Ryan Durand

No. 77
- Position: Guard

Personal information
- Born: November 17, 1985 (age 40) Worcester, Massachusetts, U.S.
- Height: 6 ft 5 in (1.96 m)
- Weight: 303 lb (137 kg)

Career information
- High school: St. Bernard's (Fitchburg, Massachusetts)
- College: Syracuse
- NFL draft: 2009: 7th round, 239th overall pick

Career history
- Tennessee Titans (2009–2012); Miami Dolphins (2012); Kansas City Chiefs (2013)*;
- * Offseason and/or practice squad member only

Awards and highlights
- Second-team All-Big East (2008);

Career NFL statistics
- Games played: 1
- Stats at Pro Football Reference

= Ryan Durand =

American football player (born 1985)

Ryan James Durand (born November 17, 1985) is an American former professional football player who was a guard in the National Football League (NFL). He played college football for the Syracuse Orange and was selected by the Tennessee Titans in the seventh round of the 2009 NFL draft.

==Early life==
Durand attended St. Bernard’s High School in Fitchburg, and was a four-year football letter-winner. He was selected as team captain for both his junior and senior years. Durand rated fifth on PrepStar’s top-10 list for offensive linemen in the East and PrepStar All-East Region selection in 2003. He was labeled to the top offensive lineman and fifth overall prospect in New England by Rivals.com. Additionally, Durand was selected the sixth- best player in New England by SuperPrep. In 2003, he was Named Worcester Telegram & Gazette First Defensive All-Star and Boston Globe All-Conference selection. As a freshman, Durand earned team MVP award, defensive MVP as a sophomore, and the Coaches Award as a junior and senior. Also, Durand received the Lineman award as a senior. Durand lettered in track and field three seasons where he specialized in the shot put and discus. Lastly, Durand was a state semifinalist in the shot put as a senior.

==College career==
Durand graduated from Syracuse with a 3.75 GPA and a degree in exercise science in December 2008. The four-time Big East All-Academic selection’s post-football endeavors include going back to school to obtain a degree in physical therapy. As a senior in 2008, Durand started all 12 games at right guard and was tabbed a second-team All-Big East selection. Was invited to play in the East-West Shrine Game. Additionally, Durand was instrumental in helping running back Curtis Brinkley become the eighth different player in Syracuse history to record 1,000 rushing yards in a season. As a junior, Durand started 11 games at right guard and protected an offensive unit that amassed an average of 291.9 yards per game. And as a sophomore in 2006, Durand started all 12 games at right guard. Durand was also one of only 13 players to start every game and was the only offensive lineman to start every game at the same position. As a redshirt freshman in 2005, he played in seven games and made the travel squad for all 12 contests.
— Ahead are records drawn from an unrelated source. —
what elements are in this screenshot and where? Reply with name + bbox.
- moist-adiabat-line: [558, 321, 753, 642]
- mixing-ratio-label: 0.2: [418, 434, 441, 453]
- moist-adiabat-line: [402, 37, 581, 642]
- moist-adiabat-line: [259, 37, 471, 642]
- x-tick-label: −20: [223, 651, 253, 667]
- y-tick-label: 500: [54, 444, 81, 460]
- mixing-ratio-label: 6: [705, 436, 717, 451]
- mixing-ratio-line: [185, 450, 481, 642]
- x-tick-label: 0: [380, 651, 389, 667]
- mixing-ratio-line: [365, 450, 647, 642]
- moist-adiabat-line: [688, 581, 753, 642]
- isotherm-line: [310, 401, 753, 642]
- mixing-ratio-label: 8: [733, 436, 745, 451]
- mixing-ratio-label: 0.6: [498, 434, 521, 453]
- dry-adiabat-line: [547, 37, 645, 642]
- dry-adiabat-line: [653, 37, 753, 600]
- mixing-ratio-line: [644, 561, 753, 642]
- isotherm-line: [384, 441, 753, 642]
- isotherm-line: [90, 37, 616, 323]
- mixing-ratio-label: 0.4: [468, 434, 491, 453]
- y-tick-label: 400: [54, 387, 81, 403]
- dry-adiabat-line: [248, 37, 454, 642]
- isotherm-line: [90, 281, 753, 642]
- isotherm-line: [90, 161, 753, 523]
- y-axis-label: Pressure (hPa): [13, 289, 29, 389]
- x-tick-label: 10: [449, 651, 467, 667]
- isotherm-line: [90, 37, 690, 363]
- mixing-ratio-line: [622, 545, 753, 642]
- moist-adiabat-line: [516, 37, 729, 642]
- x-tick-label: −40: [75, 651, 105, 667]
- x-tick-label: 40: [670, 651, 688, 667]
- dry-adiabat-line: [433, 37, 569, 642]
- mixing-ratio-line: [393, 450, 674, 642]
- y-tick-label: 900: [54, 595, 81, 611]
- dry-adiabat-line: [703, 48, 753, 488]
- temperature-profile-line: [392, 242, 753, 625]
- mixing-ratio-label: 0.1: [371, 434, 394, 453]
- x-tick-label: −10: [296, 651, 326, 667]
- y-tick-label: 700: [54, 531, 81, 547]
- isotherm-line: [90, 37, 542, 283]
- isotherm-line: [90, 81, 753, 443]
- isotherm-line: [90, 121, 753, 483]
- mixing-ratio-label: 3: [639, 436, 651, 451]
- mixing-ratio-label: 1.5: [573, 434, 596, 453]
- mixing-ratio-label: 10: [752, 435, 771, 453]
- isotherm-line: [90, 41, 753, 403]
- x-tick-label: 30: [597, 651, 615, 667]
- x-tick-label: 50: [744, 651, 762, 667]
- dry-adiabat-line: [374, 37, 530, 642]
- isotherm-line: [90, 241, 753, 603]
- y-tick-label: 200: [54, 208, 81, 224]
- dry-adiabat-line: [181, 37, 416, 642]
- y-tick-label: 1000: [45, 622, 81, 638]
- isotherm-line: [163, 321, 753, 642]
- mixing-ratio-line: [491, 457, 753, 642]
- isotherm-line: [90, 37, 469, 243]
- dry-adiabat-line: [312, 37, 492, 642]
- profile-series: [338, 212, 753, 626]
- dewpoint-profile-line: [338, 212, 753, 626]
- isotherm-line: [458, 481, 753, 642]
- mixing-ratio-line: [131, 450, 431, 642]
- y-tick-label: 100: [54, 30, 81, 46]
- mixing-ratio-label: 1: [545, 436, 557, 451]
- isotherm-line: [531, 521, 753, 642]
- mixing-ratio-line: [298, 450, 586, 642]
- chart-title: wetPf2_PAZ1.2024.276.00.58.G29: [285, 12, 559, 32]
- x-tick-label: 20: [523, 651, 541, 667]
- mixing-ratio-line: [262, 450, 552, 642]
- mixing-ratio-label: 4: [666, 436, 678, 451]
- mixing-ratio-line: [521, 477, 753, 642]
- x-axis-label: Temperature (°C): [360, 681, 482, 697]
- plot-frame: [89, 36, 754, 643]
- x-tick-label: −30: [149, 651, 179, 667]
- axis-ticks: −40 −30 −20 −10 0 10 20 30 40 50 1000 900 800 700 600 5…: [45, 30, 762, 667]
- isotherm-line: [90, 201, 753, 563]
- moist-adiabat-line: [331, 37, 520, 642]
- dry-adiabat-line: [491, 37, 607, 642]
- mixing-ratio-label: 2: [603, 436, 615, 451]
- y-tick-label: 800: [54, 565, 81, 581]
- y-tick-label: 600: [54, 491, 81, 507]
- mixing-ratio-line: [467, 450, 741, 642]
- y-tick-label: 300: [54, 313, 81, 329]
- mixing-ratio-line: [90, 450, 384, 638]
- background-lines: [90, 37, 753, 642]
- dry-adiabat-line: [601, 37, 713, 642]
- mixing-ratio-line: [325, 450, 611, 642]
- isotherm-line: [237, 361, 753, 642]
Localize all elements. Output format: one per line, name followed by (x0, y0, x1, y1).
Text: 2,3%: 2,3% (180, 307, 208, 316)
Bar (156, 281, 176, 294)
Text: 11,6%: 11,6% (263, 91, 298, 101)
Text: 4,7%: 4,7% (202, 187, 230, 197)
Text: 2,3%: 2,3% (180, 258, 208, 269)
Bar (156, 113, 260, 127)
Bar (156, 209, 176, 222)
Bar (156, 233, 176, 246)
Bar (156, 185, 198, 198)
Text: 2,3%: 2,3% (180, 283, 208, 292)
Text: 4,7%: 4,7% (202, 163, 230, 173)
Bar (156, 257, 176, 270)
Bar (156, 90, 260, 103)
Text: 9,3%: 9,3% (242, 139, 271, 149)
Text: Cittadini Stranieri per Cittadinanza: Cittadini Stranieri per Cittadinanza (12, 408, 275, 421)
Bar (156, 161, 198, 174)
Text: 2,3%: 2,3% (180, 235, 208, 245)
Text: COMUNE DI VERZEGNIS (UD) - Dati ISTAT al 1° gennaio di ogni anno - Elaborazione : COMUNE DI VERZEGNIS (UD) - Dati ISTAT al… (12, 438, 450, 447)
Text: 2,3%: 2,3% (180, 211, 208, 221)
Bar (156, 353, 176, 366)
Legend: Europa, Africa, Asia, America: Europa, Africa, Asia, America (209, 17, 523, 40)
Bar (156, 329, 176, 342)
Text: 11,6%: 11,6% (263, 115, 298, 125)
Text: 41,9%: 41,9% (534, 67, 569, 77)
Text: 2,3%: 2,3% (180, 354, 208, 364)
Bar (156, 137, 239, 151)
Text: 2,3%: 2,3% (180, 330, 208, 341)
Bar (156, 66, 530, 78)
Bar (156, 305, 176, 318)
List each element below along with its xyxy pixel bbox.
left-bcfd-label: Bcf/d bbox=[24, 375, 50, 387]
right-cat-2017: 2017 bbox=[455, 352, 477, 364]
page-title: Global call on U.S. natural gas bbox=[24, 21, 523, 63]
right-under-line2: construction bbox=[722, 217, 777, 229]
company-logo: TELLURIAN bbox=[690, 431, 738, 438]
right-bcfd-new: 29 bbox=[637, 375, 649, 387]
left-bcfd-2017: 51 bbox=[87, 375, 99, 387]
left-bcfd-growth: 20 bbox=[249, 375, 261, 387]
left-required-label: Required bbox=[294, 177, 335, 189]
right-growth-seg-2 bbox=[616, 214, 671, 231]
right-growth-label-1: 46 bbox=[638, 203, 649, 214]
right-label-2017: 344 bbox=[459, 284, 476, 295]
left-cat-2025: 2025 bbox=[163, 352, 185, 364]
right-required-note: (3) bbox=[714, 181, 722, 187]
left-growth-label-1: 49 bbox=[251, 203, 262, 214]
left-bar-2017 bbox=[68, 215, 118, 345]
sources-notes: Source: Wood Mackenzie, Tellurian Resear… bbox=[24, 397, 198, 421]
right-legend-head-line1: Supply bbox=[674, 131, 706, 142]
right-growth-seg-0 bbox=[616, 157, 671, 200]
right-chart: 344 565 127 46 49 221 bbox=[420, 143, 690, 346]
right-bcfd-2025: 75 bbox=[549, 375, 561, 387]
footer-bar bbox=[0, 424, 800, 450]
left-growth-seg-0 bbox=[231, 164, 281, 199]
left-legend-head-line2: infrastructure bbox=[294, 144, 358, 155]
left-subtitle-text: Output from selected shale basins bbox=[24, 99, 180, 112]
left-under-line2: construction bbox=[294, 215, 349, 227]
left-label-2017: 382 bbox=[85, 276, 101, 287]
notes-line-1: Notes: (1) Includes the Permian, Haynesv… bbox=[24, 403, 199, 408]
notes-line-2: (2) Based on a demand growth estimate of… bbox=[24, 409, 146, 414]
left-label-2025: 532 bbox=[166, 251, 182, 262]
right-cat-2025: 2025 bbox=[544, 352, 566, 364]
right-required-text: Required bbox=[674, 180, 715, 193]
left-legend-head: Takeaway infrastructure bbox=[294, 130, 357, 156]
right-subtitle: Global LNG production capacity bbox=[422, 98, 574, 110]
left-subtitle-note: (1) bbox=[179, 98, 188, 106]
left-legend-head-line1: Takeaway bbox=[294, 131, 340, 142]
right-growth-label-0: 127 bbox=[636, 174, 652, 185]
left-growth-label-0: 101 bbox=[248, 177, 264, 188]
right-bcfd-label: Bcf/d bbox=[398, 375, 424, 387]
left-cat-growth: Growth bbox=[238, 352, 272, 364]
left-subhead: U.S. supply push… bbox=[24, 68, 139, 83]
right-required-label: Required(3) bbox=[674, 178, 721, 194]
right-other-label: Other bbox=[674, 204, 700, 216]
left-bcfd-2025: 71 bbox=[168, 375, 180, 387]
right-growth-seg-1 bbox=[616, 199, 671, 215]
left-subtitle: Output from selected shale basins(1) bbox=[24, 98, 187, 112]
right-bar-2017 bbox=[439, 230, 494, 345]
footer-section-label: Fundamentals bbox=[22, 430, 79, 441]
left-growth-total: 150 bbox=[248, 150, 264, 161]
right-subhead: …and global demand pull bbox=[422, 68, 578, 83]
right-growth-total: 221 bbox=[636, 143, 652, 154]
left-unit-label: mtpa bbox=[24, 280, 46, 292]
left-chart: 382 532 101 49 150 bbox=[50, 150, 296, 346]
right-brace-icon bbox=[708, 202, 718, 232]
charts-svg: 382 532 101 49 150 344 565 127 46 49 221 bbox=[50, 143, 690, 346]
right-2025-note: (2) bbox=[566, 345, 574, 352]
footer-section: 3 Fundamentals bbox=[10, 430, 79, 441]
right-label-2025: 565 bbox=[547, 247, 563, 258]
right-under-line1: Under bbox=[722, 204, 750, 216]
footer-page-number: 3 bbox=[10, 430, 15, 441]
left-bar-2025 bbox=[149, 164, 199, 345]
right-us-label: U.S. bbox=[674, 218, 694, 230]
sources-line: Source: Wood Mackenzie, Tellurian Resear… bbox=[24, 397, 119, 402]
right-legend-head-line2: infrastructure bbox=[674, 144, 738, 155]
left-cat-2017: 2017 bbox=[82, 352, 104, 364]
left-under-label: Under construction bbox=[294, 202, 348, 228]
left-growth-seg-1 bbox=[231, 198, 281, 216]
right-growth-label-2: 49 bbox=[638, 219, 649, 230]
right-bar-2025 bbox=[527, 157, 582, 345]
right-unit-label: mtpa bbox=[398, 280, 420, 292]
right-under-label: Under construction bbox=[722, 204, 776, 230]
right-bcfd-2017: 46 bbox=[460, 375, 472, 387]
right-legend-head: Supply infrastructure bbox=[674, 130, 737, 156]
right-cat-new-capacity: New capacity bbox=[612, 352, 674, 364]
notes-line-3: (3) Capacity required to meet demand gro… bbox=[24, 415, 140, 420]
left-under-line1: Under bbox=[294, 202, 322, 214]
As a freshman, Durand was redshirted for the season and saw action on the scout team. Prior to the NFL Draft, he was accepted to study at his top post-grad choice, Springfield College. Durand’s solid academic record and character put him in contention for the prestigious Vincent dePaul Draddy Trophy given to college football player with the best combination of academics, community service and on-field performance. He was a semifinalist for the award as a senior.

==Professional career==
Durand made his professional debut in a victory at Dallas on October 10, 2010. Selected in the 2009 NFL draft in the seventh round by the Tennessee Titans, Durand stayed with the Titans for three years until getting injured during the Saints and Titans preseason game in 2012. He received an injury settlement from the Titans and eight weeks later, was signed to the active roster by the Miami Dolphins. In January 2013 Durand became the first offensive linemen signed by the Kansas City Chiefs new coach, Andy Reid.